Among its other goals, the Colombia Network cited:

bulletCelebrating the 150th anniversary of the Colombian church next year with delegations and other activities.
bulletUrge U.S. Congressional representatives to help the Reformed University get accreditation from the Colombian government.
bulletRaise funds to help boost ministries of the Colombian church, particularly for the university and for work with the displaced.
bulletContinue recruiting accompaniers.
bulletEvaluate the existing accompaniment program and look toward its expansion in even more remote presbyteries.
bulletOrganize within presbyteries and congregations to advocate changes in U.S. policies concerning Colombia — most notably its ongoing support of the Colombian military, despite its spotty human-rights record — and to help the Colombian church, making it a prayer priority.
bulletExplore how WMD and the network can work together.
bulletWork with the denomination’s investment watchdog, the Mission Responsibility Through Investment Committee (MRTI), which is monitoring the harassment and deaths of union organizers in Coca-Cola’s bottling plants in Colombia. MRTI also has raised questions during Coca-Cola shareholders’ meetings.

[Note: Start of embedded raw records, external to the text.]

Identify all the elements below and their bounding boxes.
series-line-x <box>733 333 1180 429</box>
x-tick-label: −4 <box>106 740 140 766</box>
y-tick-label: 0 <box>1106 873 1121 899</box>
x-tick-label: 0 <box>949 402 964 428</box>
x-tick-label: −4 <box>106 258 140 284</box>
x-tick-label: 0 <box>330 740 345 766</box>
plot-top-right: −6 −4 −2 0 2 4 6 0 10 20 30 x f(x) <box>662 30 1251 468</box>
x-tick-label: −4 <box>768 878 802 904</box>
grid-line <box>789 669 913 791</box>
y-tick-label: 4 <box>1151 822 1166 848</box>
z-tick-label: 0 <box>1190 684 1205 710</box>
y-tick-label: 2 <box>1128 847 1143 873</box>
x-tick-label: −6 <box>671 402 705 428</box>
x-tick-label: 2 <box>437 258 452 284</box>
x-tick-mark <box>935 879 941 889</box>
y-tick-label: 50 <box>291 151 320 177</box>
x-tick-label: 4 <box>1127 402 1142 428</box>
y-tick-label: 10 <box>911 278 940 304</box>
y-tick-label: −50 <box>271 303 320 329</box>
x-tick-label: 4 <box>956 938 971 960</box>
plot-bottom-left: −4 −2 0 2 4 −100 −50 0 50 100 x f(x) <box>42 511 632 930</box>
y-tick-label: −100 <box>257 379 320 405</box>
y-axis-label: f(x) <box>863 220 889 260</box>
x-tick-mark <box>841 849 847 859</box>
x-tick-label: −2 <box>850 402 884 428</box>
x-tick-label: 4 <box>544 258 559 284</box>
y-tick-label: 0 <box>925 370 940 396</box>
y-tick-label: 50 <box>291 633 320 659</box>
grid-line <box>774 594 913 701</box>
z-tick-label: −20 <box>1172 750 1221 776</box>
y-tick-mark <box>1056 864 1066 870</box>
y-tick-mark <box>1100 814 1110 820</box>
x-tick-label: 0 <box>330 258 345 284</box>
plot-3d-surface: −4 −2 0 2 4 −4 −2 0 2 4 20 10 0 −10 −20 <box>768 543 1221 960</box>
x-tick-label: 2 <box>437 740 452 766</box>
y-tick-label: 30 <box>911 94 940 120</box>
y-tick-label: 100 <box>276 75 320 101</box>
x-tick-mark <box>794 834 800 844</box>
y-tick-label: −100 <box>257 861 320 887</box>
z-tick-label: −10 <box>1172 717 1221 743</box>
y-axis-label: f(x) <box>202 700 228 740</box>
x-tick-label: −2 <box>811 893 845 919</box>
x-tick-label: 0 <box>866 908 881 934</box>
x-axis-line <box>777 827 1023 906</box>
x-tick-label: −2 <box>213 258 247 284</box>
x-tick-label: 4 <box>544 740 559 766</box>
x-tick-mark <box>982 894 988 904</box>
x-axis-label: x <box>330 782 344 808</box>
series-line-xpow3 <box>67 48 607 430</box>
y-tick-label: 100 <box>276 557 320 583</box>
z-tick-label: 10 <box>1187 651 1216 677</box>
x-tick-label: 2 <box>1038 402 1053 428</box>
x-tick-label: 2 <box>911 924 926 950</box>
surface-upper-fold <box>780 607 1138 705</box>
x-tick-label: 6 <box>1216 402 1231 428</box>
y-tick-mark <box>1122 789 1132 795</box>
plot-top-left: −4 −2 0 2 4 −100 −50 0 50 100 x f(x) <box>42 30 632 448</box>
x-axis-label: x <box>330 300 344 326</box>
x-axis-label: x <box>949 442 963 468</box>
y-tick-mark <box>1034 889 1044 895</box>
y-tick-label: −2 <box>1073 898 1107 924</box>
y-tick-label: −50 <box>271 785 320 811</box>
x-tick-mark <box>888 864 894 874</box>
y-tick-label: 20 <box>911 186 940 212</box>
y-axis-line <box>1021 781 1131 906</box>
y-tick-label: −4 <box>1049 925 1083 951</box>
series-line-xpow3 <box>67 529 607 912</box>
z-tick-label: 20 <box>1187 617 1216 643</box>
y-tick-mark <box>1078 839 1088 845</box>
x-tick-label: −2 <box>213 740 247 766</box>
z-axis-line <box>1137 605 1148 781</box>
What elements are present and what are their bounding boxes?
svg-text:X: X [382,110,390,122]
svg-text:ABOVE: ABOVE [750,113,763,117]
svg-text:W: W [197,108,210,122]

Moore, a former Presbyterian missionary in Cameroon, told the networkers that she’d like the PC(USA) to launch a full-blown boycott of Coca-Cola, based on labor practices at its bottling factories. "I don’t see why we can’t boycott," she said.

That question was set aside after Lois Baker of Monroe, WI, said the network needs to wait on MRTI’s recommendations. "Starting a boycott may not be the smartest way to go," she said. "They may not sit down and negotiate then."

WMD has established 21 networks in recent years for presbyteries, congregations and individuals engaged in mission activity abroad. This is the second gathering of the Colombia network. About 50 Presbyterians took part — about twice as many as last year.